Your being currently out of status will have no bearing on your eligibility to adjust status to permanent residence based on your marriage to a USC. All you need to do is show proof of lawful admission 4 years ago. Your wife will need to file a Form I-130 petition on your behalf, as well as a Form I-864 affidavit of support. You will need to concurrently file the Form I-485, I-765 and G-325 biographical (your USC spouse needs to file one too). DO NOT FILE THE I-131 ADVANCE PAROLE APPLICATION, given that you might have accumulated more than 365 days of "unlawful presence" and could be found inadmissible for 10 years if you were to leave while your AOS application is pending and seek to reenter.
Behar Intl. Counsel 619.234.5962 Kindly be advised that the answer above is only general in nature cannot be construed as legal advice, given that not enough facts are known. It is your responsibility to retain a lawyer to analyze the facts specific to your particular situation in order to give you specific advice. Specific answers will require cognizance of all pertinent facts about your case. Any answers offered on Avvo are of a general nature only, and are not meant to create an attorney-client relationship.
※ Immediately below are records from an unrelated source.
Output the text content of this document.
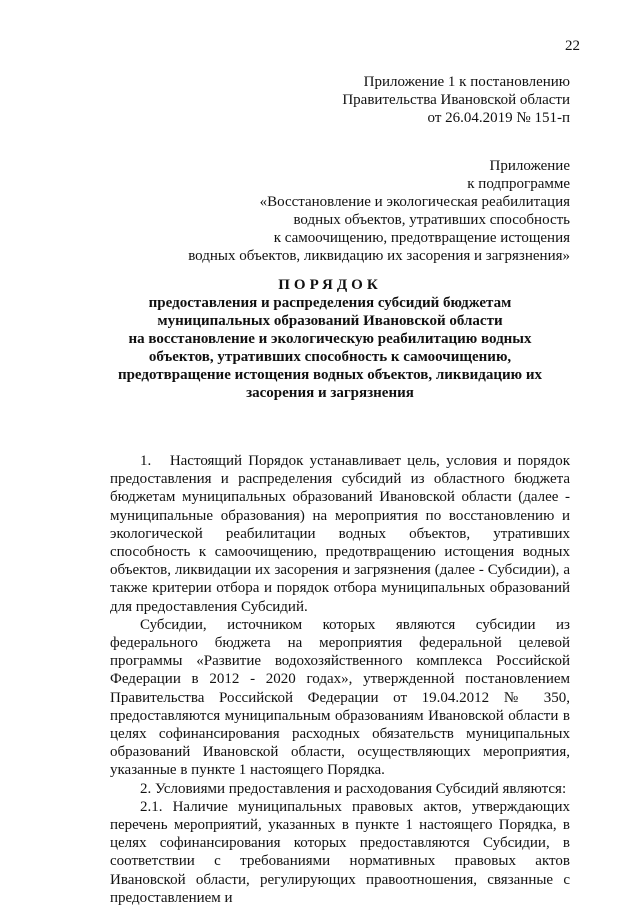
22
Приложение 1 к постановлению
Правительства Ивановской области
от 26.04.2019 № 151-п
Приложение
к подпрограмме
«Восстановление и экологическая реабилитация
водных объектов, утративших способность
к самоочищению, предотвращение истощения
водных объектов, ликвидацию их засорения и загрязнения»
ПОРЯДОК
предоставления и распределения субсидий бюджетам
муниципальных образований Ивановской области
на восстановление и экологическую реабилитацию водных
объектов, утративших способность к самоочищению,
предотвращение истощения водных объектов, ликвидацию их
засорения и загрязнения

1.   Настоящий Порядок устанавливает цель, условия и порядок предоставления и распределения субсидий из областного бюджета бюджетам муниципальных образований Ивановской области (далее - муниципальные образования) на мероприятия по восстановлению и экологической реабилитации водных объектов, утративших способность к самоочищению, предотвращению истощения водных объектов, ликвидации их засорения и загрязнения (далее - Субсидии), а также критерии отбора и порядок отбора муниципальных образований для предоставления Субсидий.

Субсидии, источником которых являются субсидии из федерального бюджета на мероприятия федеральной целевой программы «Развитие водохозяйственного комплекса Российской Федерации в 2012 - 2020 годах», утвержденной постановлением Правительства Российской Федерации от 19.04.2012 № 350, предоставляются муниципальным образованиям Ивановской области в целях софинансирования расходных обязательств муниципальных образований Ивановской области, осуществляющих мероприятия, указанные в пункте 1 настоящего Порядка.

2. Условиями предоставления и расходования Субсидий являются:

2.1. Наличие муниципальных правовых актов, утверждающих перечень мероприятий, указанных в пункте 1 настоящего Порядка, в целях софинансирования которых предоставляются Субсидии, в соответствии с требованиями нормативных правовых актов Ивановской области, регулирующих правоотношения, связанные с предоставлением и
If your wife is a US Citizen, then you would file for a family based green card even if you have been out of status as an F-2 student. As long as immigration has never done a finding that you are out of status, or placed you in deportation proceedings, your D/S should protect you from unlawful presence effects. It is always a good idea to consult or hire an immigration attorney to assist you with the green card process to make sure that everything goes smoothly and the misdemeanors are not a problem.
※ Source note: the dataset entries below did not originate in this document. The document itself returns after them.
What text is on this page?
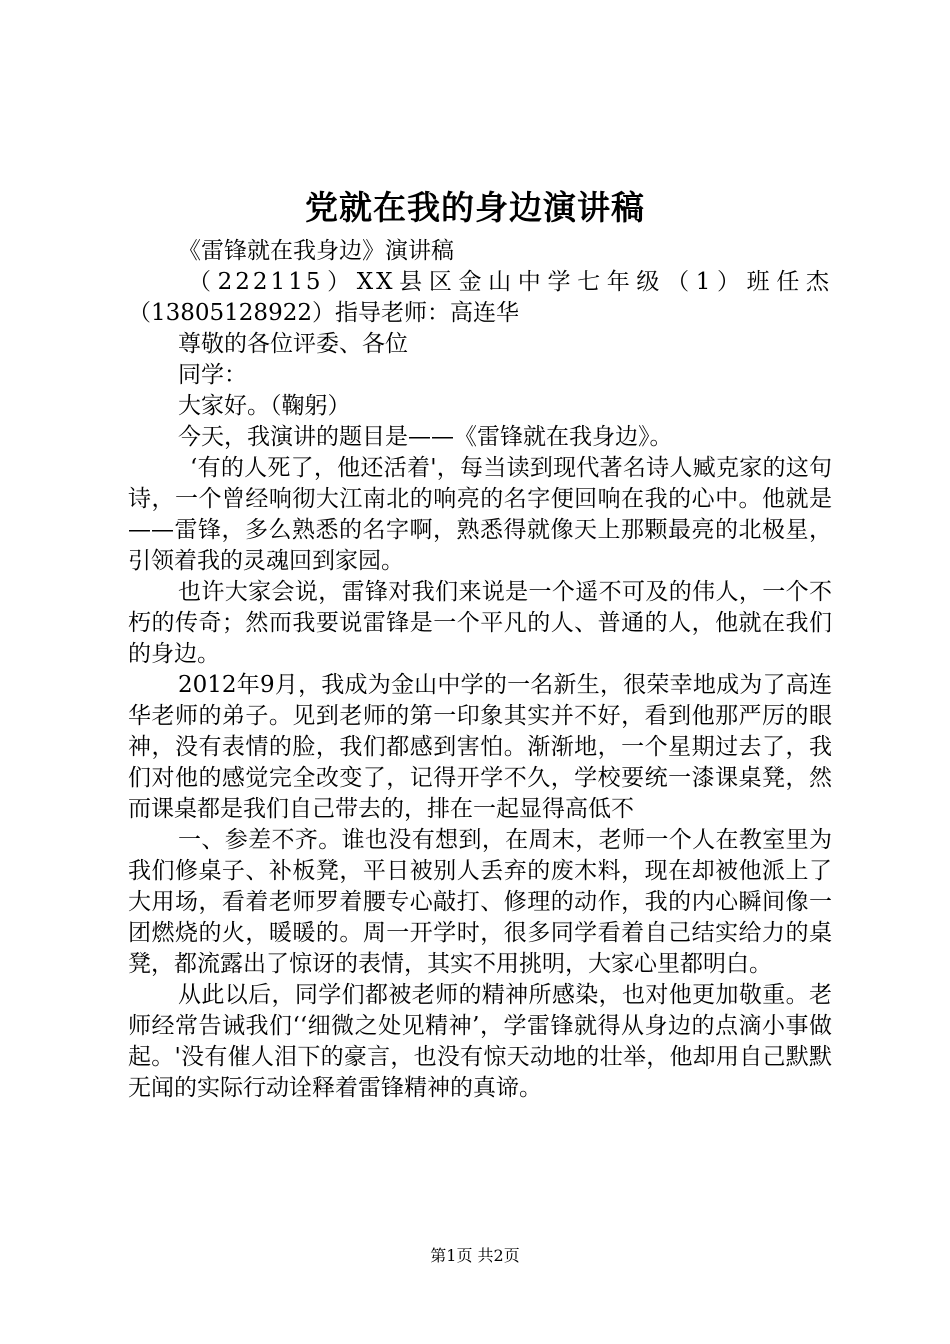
党就在我的身边演讲稿

《雷锋就在我身边》演讲稿

（222115）XX县区金山中学七年级（1）班任杰
（13805128922）指导老师：高连华

尊敬的各位评委、各位

同学：

大家好。（鞠躬）

今天，我演讲的题目是——《雷锋就在我身边》。

‘有的人死了，他还活着'，每当读到现代著名诗人臧克家的这句诗，一个曾经响彻大江南北的响亮的名字便回响在我的心中。他就是——雷锋，多么熟悉的名字啊，熟悉得就像天上那颗最亮的北极星，引领着我的灵魂回到家园。

也许大家会说，雷锋对我们来说是一个遥不可及的伟人，一个不朽的传奇；然而我要说雷锋是一个平凡的人、普通的人，他就在我们的身边。

2012年9月，我成为金山中学的一名新生，很荣幸地成为了高连华老师的弟子。见到老师的第一印象其实并不好，看到他那严厉的眼神，没有表情的脸，我们都感到害怕。渐渐地，一个星期过去了，我们对他的感觉完全改变了，记得开学不久，学校要统一漆课桌凳，然而课桌都是我们自己带去的，排在一起显得高低不

一、参差不齐。谁也没有想到，在周末，老师一个人在教室里为我们修桌子、补板凳，平日被别人丢弃的废木料，现在却被他派上了大用场，看着老师罗着腰专心敲打、修理的动作，我的内心瞬间像一团燃烧的火，暖暖的。周一开学时，很多同学看着自己结实给力的桌凳，都流露出了惊讶的表情，其实不用挑明，大家心里都明白。

从此以后，同学们都被老师的精神所感染，也对他更加敬重。老师经常告诫我们‘‘细微之处见精神’，学雷锋就得从身边的点滴小事做起。'没有催人泪下的豪言，也没有惊天动地的壮举，他却用自己默默无闻的实际行动诠释着雷锋精神的真谛。

第1页 共2页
The information you obtain in this response is for general knowledge. You should consult an attorney for advice regarding your individual situation. I invite you to contact me and welcome your calls, letters and electronic mail. Contacting me, nor my responding to the question, creates an attorney-client relationship. Please do not send any confidential information to me until such time as an attorney-client relationship has been established.
And of course, we have to guess whether she is a USC or not. IF she is not a USC, you are out of luck.